Safe and sound! Ça y est les p’tits potes, me voici là-bas en bas du monde, en terre australienne! Tout se passe très bien, et je pourrais déjà écrire un roman sur ces deux jours d’aventure… ^^
Bon alors d’abord, vive l’avion! Ces 25h de vol ont bien confirmé mon amour pour ce moyen de transport TRES sûr (contrairement à ce que l’actualité actuelle -c’est beau ce que je dis!- pourrait nous faire penser)… Génial! C’est passé super vite, presque pas besoin d’occupation parce que l’écran personnel proposé offrait un milliard de choix. Genre plusieurs centaines de films (du très récent au plus classique – le paradis!), de séries TV, de jeux, de radios, d’albums, bref, y’avait de quoi faire. Et tout était évidemment rythmé par la bouffe, oui, toujours la bouffe! Des repas super bons et équilibrés (ça c’était une remarque au cas où maman passe par là ^^). Oh et dans le vol Paris-Dubaï, c’était surtout excellent grâce au couple à côté duquel j’étais assis! Hahaha trop fort, je crois que je suis tombé pile sur les bonnes personnes parmi tous les passagers ^^ Un couple de globe-trotters de l’ouest de l’Australie avec lesquels j’ai trop ri, surtout la dame un peu alcolo sur les bords (elle s’est enfilé pas moins de 10 petites bouteilles de whisky – une des raisons de nos fous rire, pk elle a dû négocier avec l’hôtesse de l’air pour se les procurer et elle devait les cacher des autres passagers par après!). Donc voilà, elle voulait s’occuper de moi comme une maman, on s’est raconté nos vies, j’ai toutes ses coordonnées, et je suis cordialement invité dans leur palace dont j’ai vu des photos, à Perth (» in ten years or so if you want» m’a-t-elle dit, donc si quelqu’un est pour un trip là-bas, faites-moi signe!!). Hahaha trop fort ^^ Et vive Emirates! Et ses hôtesses de l’air avec leur charmante liasse de crin de cheval qui jaillit du petit chapeau rouge, mais uniquement à Paris et à Dubaï mdr!
Dubaï… Ville du luxe et de l’ostentatoire.

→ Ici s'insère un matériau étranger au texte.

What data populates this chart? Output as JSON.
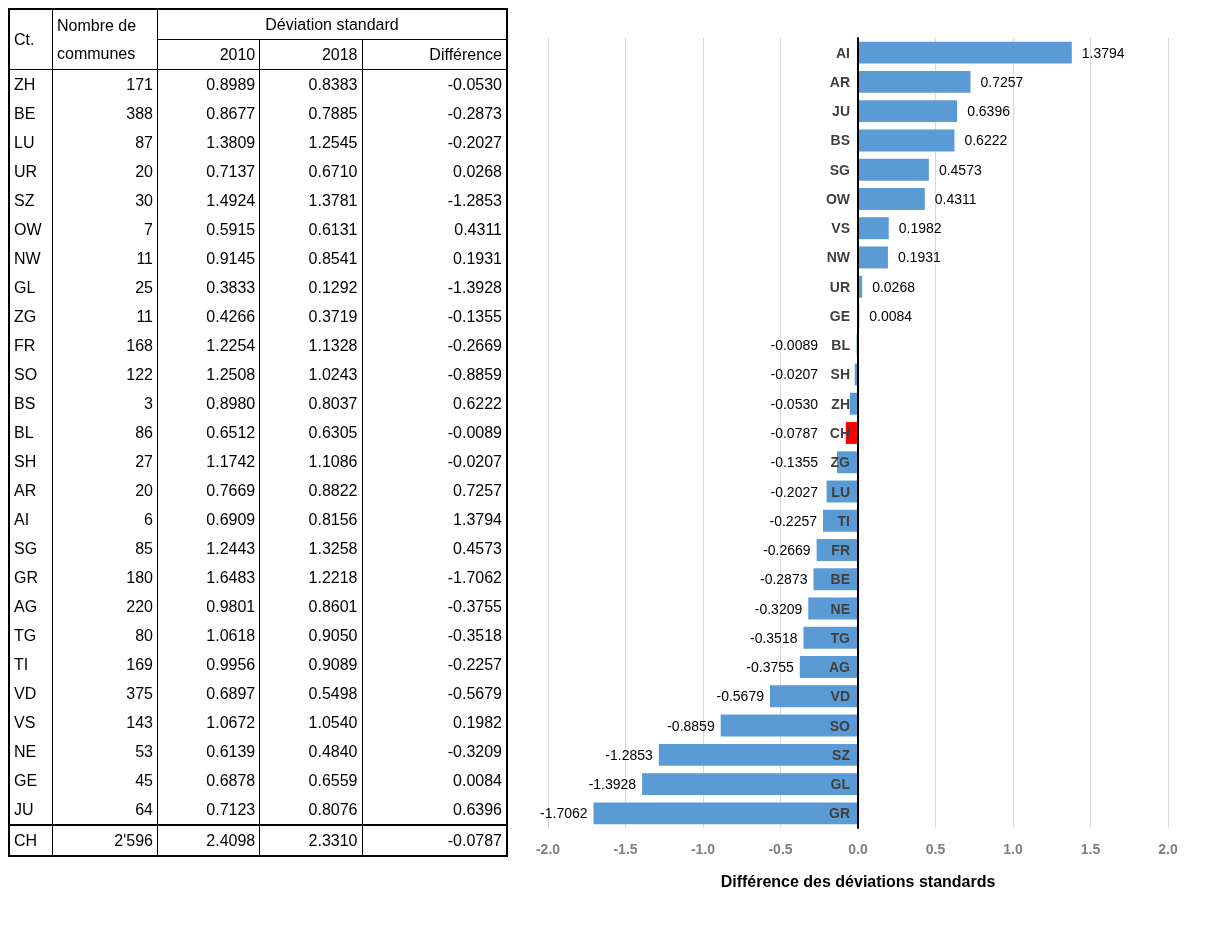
{
  "chart_data": [
    {
      "type": "other",
      "ylabel": "Ct.",
      "annotations": [
        "Déviation standard"
      ],
      "categories": [
        "Nombre de communes",
        "2010",
        "2018",
        "Différence"
      ],
      "y_categories": [
        "ZH",
        "BE",
        "LU",
        "UR",
        "SZ",
        "OW",
        "NW",
        "GL",
        "ZG",
        "FR",
        "SO",
        "BS",
        "BL",
        "SH",
        "AR",
        "AI",
        "SG",
        "GR",
        "AG",
        "TG",
        "TI",
        "VD",
        "VS",
        "NE",
        "GE",
        "JU",
        "CH"
      ],
      "cell_labels": [
        [
          "171",
          "0.8989",
          "0.8383",
          "-0.0530"
        ],
        [
          "388",
          "0.8677",
          "0.7885",
          "-0.2873"
        ],
        [
          "87",
          "1.3809",
          "1.2545",
          "-0.2027"
        ],
        [
          "20",
          "0.7137",
          "0.6710",
          "0.0268"
        ],
        [
          "30",
          "1.4924",
          "1.3781",
          "-1.2853"
        ],
        [
          "7",
          "0.5915",
          "0.6131",
          "0.4311"
        ],
        [
          "11",
          "0.9145",
          "0.8541",
          "0.1931"
        ],
        [
          "25",
          "0.3833",
          "0.1292",
          "-1.3928"
        ],
        [
          "11",
          "0.4266",
          "0.3719",
          "-0.1355"
        ],
        [
          "168",
          "1.2254",
          "1.1328",
          "-0.2669"
        ],
        [
          "122",
          "1.2508",
          "1.0243",
          "-0.8859"
        ],
        [
          "3",
          "0.8980",
          "0.8037",
          "0.6222"
        ],
        [
          "86",
          "0.6512",
          "0.6305",
          "-0.0089"
        ],
        [
          "27",
          "1.1742",
          "1.1086",
          "-0.0207"
        ],
        [
          "20",
          "0.7669",
          "0.8822",
          "0.7257"
        ],
        [
          "6",
          "0.6909",
          "0.8156",
          "1.3794"
        ],
        [
          "85",
          "1.2443",
          "1.3258",
          "0.4573"
        ],
        [
          "180",
          "1.6483",
          "1.2218",
          "-1.7062"
        ],
        [
          "220",
          "0.9801",
          "0.8601",
          "-0.3755"
        ],
        [
          "80",
          "1.0618",
          "0.9050",
          "-0.3518"
        ],
        [
          "169",
          "0.9956",
          "0.9089",
          "-0.2257"
        ],
        [
          "375",
          "0.6897",
          "0.5498",
          "-0.5679"
        ],
        [
          "143",
          "1.0672",
          "1.0540",
          "0.1982"
        ],
        [
          "53",
          "0.6139",
          "0.4840",
          "-0.3209"
        ],
        [
          "45",
          "0.6878",
          "0.6559",
          "0.0084"
        ],
        [
          "64",
          "0.7123",
          "0.8076",
          "0.6396"
        ],
        [
          "2'596",
          "2.4098",
          "2.3310",
          "-0.0787"
        ]
      ]
    },
    {
      "type": "bar",
      "orientation": "horizontal",
      "xlabel": "Différence des déviations standards",
      "categories": [
        "AI",
        "AR",
        "JU",
        "BS",
        "SG",
        "OW",
        "VS",
        "NW",
        "UR",
        "GE",
        "BL",
        "SH",
        "ZH",
        "CH",
        "ZG",
        "LU",
        "TI",
        "FR",
        "BE",
        "NE",
        "TG",
        "AG",
        "VD",
        "SO",
        "SZ",
        "GL",
        "GR"
      ],
      "values": [
        1.3794,
        0.7257,
        0.6396,
        0.6222,
        0.4573,
        0.4311,
        0.1982,
        0.1931,
        0.0268,
        0.0084,
        -0.0089,
        -0.0207,
        -0.053,
        -0.0787,
        -0.1355,
        -0.2027,
        -0.2257,
        -0.2669,
        -0.2873,
        -0.3209,
        -0.3518,
        -0.3755,
        -0.5679,
        -0.8859,
        -1.2853,
        -1.3928,
        -1.7062
      ],
      "value_labels": [
        "1.3794",
        "0.7257",
        "0.6396",
        "0.6222",
        "0.4573",
        "0.4311",
        "0.1982",
        "0.1931",
        "0.0268",
        "0.0084",
        "-0.0089",
        "-0.0207",
        "-0.0530",
        "-0.0787",
        "-0.1355",
        "-0.2027",
        "-0.2257",
        "-0.2669",
        "-0.2873",
        "-0.3209",
        "-0.3518",
        "-0.3755",
        "-0.5679",
        "-0.8859",
        "-1.2853",
        "-1.3928",
        "-1.7062"
      ],
      "colors": [
        "#5b9bd5",
        "#5b9bd5",
        "#5b9bd5",
        "#5b9bd5",
        "#5b9bd5",
        "#5b9bd5",
        "#5b9bd5",
        "#5b9bd5",
        "#5b9bd5",
        "#5b9bd5",
        "#5b9bd5",
        "#5b9bd5",
        "#5b9bd5",
        "#ff0000",
        "#5b9bd5",
        "#5b9bd5",
        "#5b9bd5",
        "#5b9bd5",
        "#5b9bd5",
        "#5b9bd5",
        "#5b9bd5",
        "#5b9bd5",
        "#5b9bd5",
        "#5b9bd5",
        "#5b9bd5",
        "#5b9bd5",
        "#5b9bd5"
      ],
      "xlim": [
        -2,
        2
      ],
      "xticks": [
        {
          "value": -2,
          "label": "-2.0"
        },
        {
          "value": -1.5,
          "label": "-1.5"
        },
        {
          "value": -1,
          "label": "-1.0"
        },
        {
          "value": -0.5,
          "label": "-0.5"
        },
        {
          "value": 0,
          "label": "0.0"
        },
        {
          "value": 0.5,
          "label": "0.5"
        },
        {
          "value": 1,
          "label": "1.0"
        },
        {
          "value": 1.5,
          "label": "1.5"
        },
        {
          "value": 2,
          "label": "2.0"
        }
      ],
      "grid": "x"
    }
  ]
}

Impressionnantes images nocturnes (que j’ai eu le temps de bien voir, pendant la bonne demi-heure d’aller et retour dans le ciel en attendant de pouvoir atterrir), avec ces monstres de palais facilement discernables avec leurs airs de sérail du Maharadjah, leurs immenses allées et leurs sculptures d’eau. En plein milieu du désert. Avec un quartier type bidonville à côté. Un luxe aussi visible à l’aéroport qui expose boutiques de montres après boutiques de parfums, et ce sur des kilomètres! Bref c’était dingue de voir ça, mais finalement j’ai pas eu le temps de creuser plus. Par contre les gars, c’est fait! J’ai pissé à Dubaï. Oui, chacun ses priorités.

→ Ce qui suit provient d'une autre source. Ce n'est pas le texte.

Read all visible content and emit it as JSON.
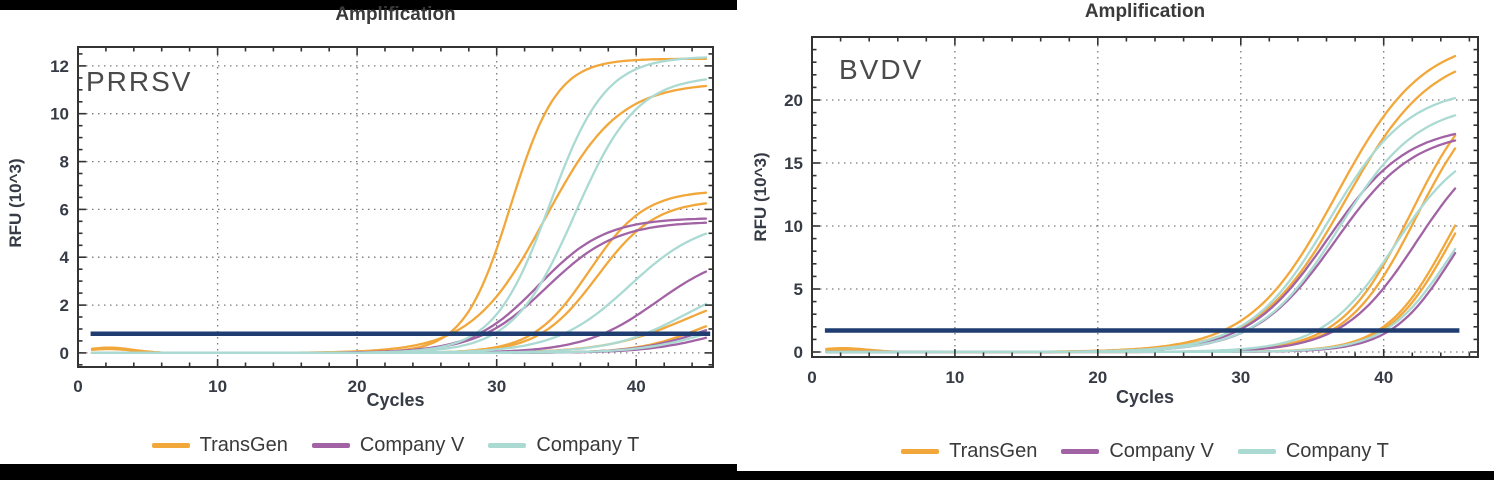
{
  "chart_data": [
    {
      "type": "line",
      "title": "Amplification",
      "panel_label": "PRRSV",
      "xlabel": "Cycles",
      "ylabel": "RFU (10^3)",
      "xlim": [
        0,
        45.5
      ],
      "ylim": [
        -0.59,
        12.79
      ],
      "xticks": [
        0,
        10,
        20,
        30,
        40
      ],
      "yticks": [
        0,
        2,
        4,
        6,
        8,
        10,
        12
      ],
      "x_minor_step": 2,
      "y_minor_step": 0.5,
      "grid": true,
      "legend_position": "bottom-center",
      "threshold_rfu": 0.8,
      "colors": {
        "axis": "#333333",
        "grid": "#7a7a7a",
        "threshold": "#1F3D70"
      },
      "series": [
        {
          "name": "TransGen",
          "color": "#F2A73B"
        },
        {
          "name": "Company V",
          "color": "#A263A5"
        },
        {
          "name": "Company T",
          "color": "#ABDAD3"
        }
      ],
      "curves": [
        {
          "series": "TransGen",
          "ct": 26.8,
          "plateau_rfu": 12.3,
          "midpoint_cycle": 31.0,
          "steepness": 0.6,
          "baseline_bump": 0.22
        },
        {
          "series": "TransGen",
          "ct": 27.4,
          "plateau_rfu": 11.3,
          "midpoint_cycle": 33.5,
          "steepness": 0.38,
          "baseline_bump": 0.16
        },
        {
          "series": "TransGen",
          "ct": 32.8,
          "plateau_rfu": 6.8,
          "midpoint_cycle": 36.6,
          "steepness": 0.5,
          "baseline_bump": 0
        },
        {
          "series": "TransGen",
          "ct": 33.4,
          "plateau_rfu": 6.4,
          "midpoint_cycle": 37.2,
          "steepness": 0.48,
          "baseline_bump": 0
        },
        {
          "series": "TransGen",
          "ct": 41.4,
          "plateau_rfu": 2.8,
          "midpoint_cycle": 43.5,
          "steepness": 0.35,
          "baseline_bump": 0
        },
        {
          "series": "TransGen",
          "ct": 44.9,
          "plateau_rfu": 2.0,
          "midpoint_cycle": 44.5,
          "steepness": 0.45,
          "baseline_bump": 0
        },
        {
          "series": "Company V",
          "ct": 29.0,
          "plateau_rfu": 5.65,
          "midpoint_cycle": 33.0,
          "steepness": 0.42,
          "baseline_bump": 0
        },
        {
          "series": "Company V",
          "ct": 29.5,
          "plateau_rfu": 5.5,
          "midpoint_cycle": 33.6,
          "steepness": 0.4,
          "baseline_bump": 0
        },
        {
          "series": "Company V",
          "ct": 38.0,
          "plateau_rfu": 4.3,
          "midpoint_cycle": 41.5,
          "steepness": 0.38,
          "baseline_bump": 0
        },
        {
          "series": "Company V",
          "ct": 45.0,
          "plateau_rfu": 1.9,
          "midpoint_cycle": 45.0,
          "steepness": 0.42,
          "baseline_bump": 0
        },
        {
          "series": "Company V",
          "ct": 45.5,
          "plateau_rfu": 1.5,
          "midpoint_cycle": 45.8,
          "steepness": 0.4,
          "baseline_bump": 0
        },
        {
          "series": "Company T",
          "ct": 28.7,
          "plateau_rfu": 12.4,
          "midpoint_cycle": 33.8,
          "steepness": 0.5,
          "baseline_bump": 0
        },
        {
          "series": "Company T",
          "ct": 30.1,
          "plateau_rfu": 11.6,
          "midpoint_cycle": 35.6,
          "steepness": 0.45,
          "baseline_bump": 0
        },
        {
          "series": "Company T",
          "ct": 35.2,
          "plateau_rfu": 5.6,
          "midpoint_cycle": 39.5,
          "steepness": 0.38,
          "baseline_bump": 0
        },
        {
          "series": "Company T",
          "ct": 41.0,
          "plateau_rfu": 3.2,
          "midpoint_cycle": 43.5,
          "steepness": 0.38,
          "baseline_bump": 0
        },
        {
          "series": "Company T",
          "ct": 45.2,
          "plateau_rfu": 1.7,
          "midpoint_cycle": 45.3,
          "steepness": 0.4,
          "baseline_bump": 0
        }
      ]
    },
    {
      "type": "line",
      "title": "Amplification",
      "panel_label": "BVDV",
      "xlabel": "Cycles",
      "ylabel": "RFU (10^3)",
      "xlim": [
        0,
        46.6
      ],
      "ylim": [
        -0.4,
        25.0
      ],
      "xticks": [
        0,
        10,
        20,
        30,
        40
      ],
      "yticks": [
        0,
        5,
        10,
        15,
        20
      ],
      "x_minor_step": 2,
      "y_minor_step": 1,
      "grid": true,
      "legend_position": "bottom-center",
      "threshold_rfu": 1.7,
      "colors": {
        "axis": "#333333",
        "grid": "#7a7a7a",
        "threshold": "#1F3D70"
      },
      "series": [
        {
          "name": "TransGen",
          "color": "#F2A73B"
        },
        {
          "name": "Company V",
          "color": "#A263A5"
        },
        {
          "name": "Company T",
          "color": "#ABDAD3"
        }
      ],
      "curves": [
        {
          "series": "TransGen",
          "ct": 29.0,
          "plateau_rfu": 25.0,
          "midpoint_cycle": 36.7,
          "steepness": 0.33,
          "baseline_bump": 0.3
        },
        {
          "series": "TransGen",
          "ct": 29.7,
          "plateau_rfu": 24.0,
          "midpoint_cycle": 37.3,
          "steepness": 0.33,
          "baseline_bump": 0.2
        },
        {
          "series": "TransGen",
          "ct": 36.0,
          "plateau_rfu": 22.0,
          "midpoint_cycle": 41.9,
          "steepness": 0.41,
          "baseline_bump": 0
        },
        {
          "series": "TransGen",
          "ct": 36.5,
          "plateau_rfu": 21.5,
          "midpoint_cycle": 42.3,
          "steepness": 0.41,
          "baseline_bump": 0
        },
        {
          "series": "TransGen",
          "ct": 39.7,
          "plateau_rfu": 18.0,
          "midpoint_cycle": 44.5,
          "steepness": 0.46,
          "baseline_bump": 0
        },
        {
          "series": "TransGen",
          "ct": 39.9,
          "plateau_rfu": 17.6,
          "midpoint_cycle": 44.7,
          "steepness": 0.46,
          "baseline_bump": 0
        },
        {
          "series": "Company V",
          "ct": 30.0,
          "plateau_rfu": 18.0,
          "midpoint_cycle": 36.1,
          "steepness": 0.36,
          "baseline_bump": 0
        },
        {
          "series": "Company V",
          "ct": 30.5,
          "plateau_rfu": 17.6,
          "midpoint_cycle": 36.6,
          "steepness": 0.36,
          "baseline_bump": 0
        },
        {
          "series": "Company V",
          "ct": 36.8,
          "plateau_rfu": 17.5,
          "midpoint_cycle": 42.3,
          "steepness": 0.39,
          "baseline_bump": 0
        },
        {
          "series": "Company V",
          "ct": 40.5,
          "plateau_rfu": 15.0,
          "midpoint_cycle": 44.8,
          "steepness": 0.47,
          "baseline_bump": 0
        },
        {
          "series": "Company T",
          "ct": 29.5,
          "plateau_rfu": 21.0,
          "midpoint_cycle": 36.2,
          "steepness": 0.36,
          "baseline_bump": 0
        },
        {
          "series": "Company T",
          "ct": 30.3,
          "plateau_rfu": 19.8,
          "midpoint_cycle": 36.9,
          "steepness": 0.36,
          "baseline_bump": 0
        },
        {
          "series": "Company T",
          "ct": 35.5,
          "plateau_rfu": 17.0,
          "midpoint_cycle": 40.8,
          "steepness": 0.4,
          "baseline_bump": 0
        },
        {
          "series": "Company T",
          "ct": 40.2,
          "plateau_rfu": 15.0,
          "midpoint_cycle": 44.6,
          "steepness": 0.45,
          "baseline_bump": 0
        }
      ]
    }
  ]
}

Je vais passer les détails, parce que c’est vite lourdeau pour vous. Bref, je suis arrivé avec presque une heure de retard à Melbourne (à environ 23h, heure locale), ce qui a décalé tout nos plans: vous saviez que dès minuit à Melbourne, il n’y a ni tram ni train? Haha, Strasbourg en avance sur l’Australie, fallait le faire quand mm!! Enfin bon, après avoir passé la douane avec mes 17′000kg sur les bras, ma tête de merde, et leurs questions-pièges dans le but de voir si t’es stressé, me voici sur le sol australien. C’est sur le trajet pour rejoindre Sélia et Yannick à la gare que j’ai pu faire les frais de ce que j’attendais avec aucune impatience: il fait moche et froid en Australie! Miam miam, un sale temps que j’avais plus connu depuis longtemps… mais qui n’a en rien entamé mon enthousiasme de retrouver enfin Sélia (!!) et de partager un super taxi conduit par un indien à l’accent sorti de Slumdog Millionaire, qui ne savait pas où il allait, et qui vivait sa première nuit en tant que taxi (mais ça ressemblait plus à sa première nuit dans une voiture carrément) !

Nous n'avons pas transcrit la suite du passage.